The AP reports that “some privacy advocates say there are no formal rules in place for handling data gleaned from the scans, nor formal guidelines on what should happen if a passenger is wrongly prevented from boarding.” CBP says photos taken at the airport are held for 14 days before they are deleted.
“We’re comparing you against a photograph you’ve given the U.S. government for the purposes of travel,” John Wagner, an official with U.S. Customs and Border Protection, told the AP. “You know your picture is being taken. You’re standing in front of a camera. There’s nothing subversive about this, and we’re only comparing you against your passport photo.”
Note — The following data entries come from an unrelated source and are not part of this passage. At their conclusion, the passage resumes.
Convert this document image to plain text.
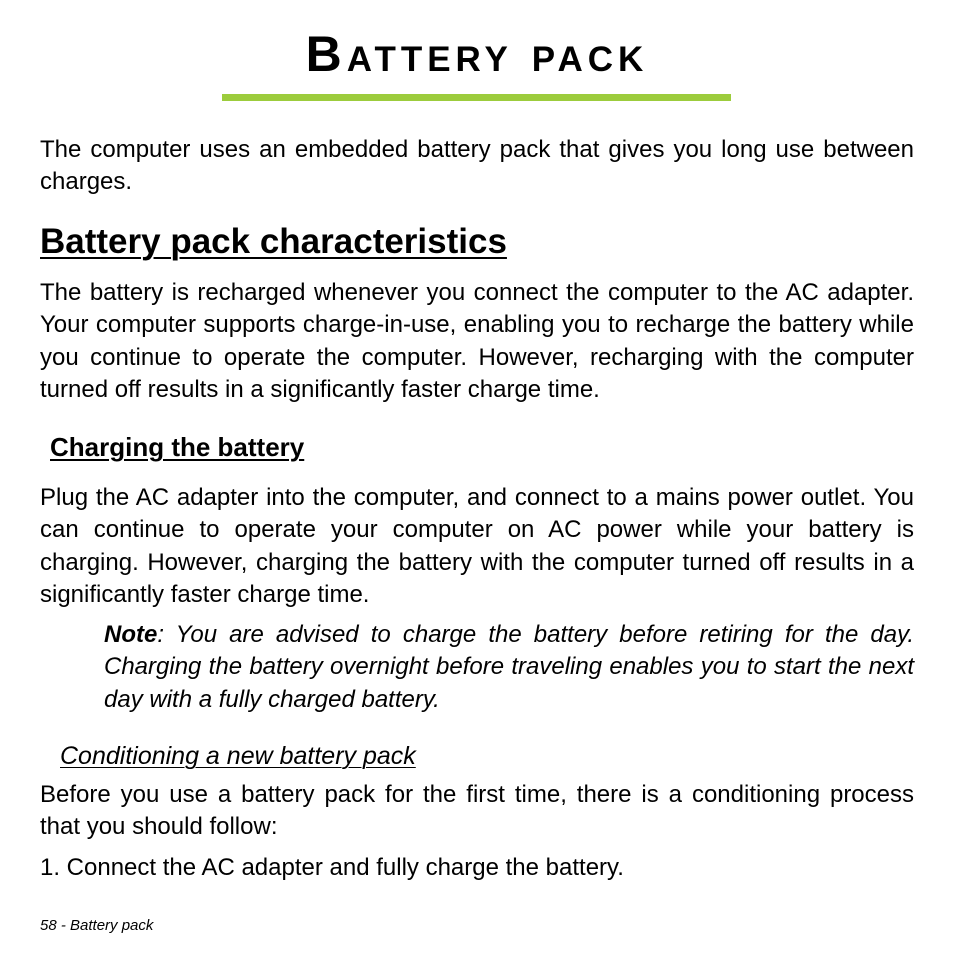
Battery pack

The computer uses an embedded battery pack that gives you long use between charges.

Battery pack characteristics

The battery is recharged whenever you connect the computer to the AC adapter. Your computer supports charge-in-use, enabling you to recharge the battery while you continue to operate the computer. However, recharging with the computer turned off results in a significantly faster charge time.

Charging the battery

Plug the AC adapter into the computer, and connect to a mains power outlet. You can continue to operate your computer on AC power while your battery is charging. However, charging the battery with the computer turned off results in a significantly faster charge time.

Note: You are advised to charge the battery before retiring for the day. Charging the battery overnight before traveling enables you to start the next day with a fully charged battery.

Conditioning a new battery pack

Before you use a battery pack for the first time, there is a conditioning process that you should follow:

1. Connect the AC adapter and fully charge the battery.

58 - Battery pack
But “subversiveness” isn’t exactly the problem. Some observers worry that the scanners could mis-identify women, minorities, and children, because the photos used to “train” the software “underrepresent minorities, women and young people.” Children are an especially curious case, considering how quickly their appearance can change. A five-year-old could be traveling with a valid passport issued when she was a baby, for example.
“We’re talking about … a huge expansion of the number of people who will be scanned,” Harrison Rudolph, an associate at the Center on Privacy & Technology at the Georgetown University Law Center, told the AP. “Errors tend to go up as uses go up.”
Advocates like Rudolph worry that this exposes certain travelers to undue hassles at the airport, and say CBP has not provided adequate guidelines on what to do if a traveler’s scan is wrongly rejected. What do you do when a machine says you aren’t you? CBP says this hasn’t been a problem, but two U.S. senators (Ed Markey of Massachusetts and Mike Lee of Utah) sent a letter to the agency asking them to put something in writing. That seems like a reasonable request.
Readers, do you think facial recognition technology can help speed things up at the airport? Or is there simply too much risk that something could go wrong?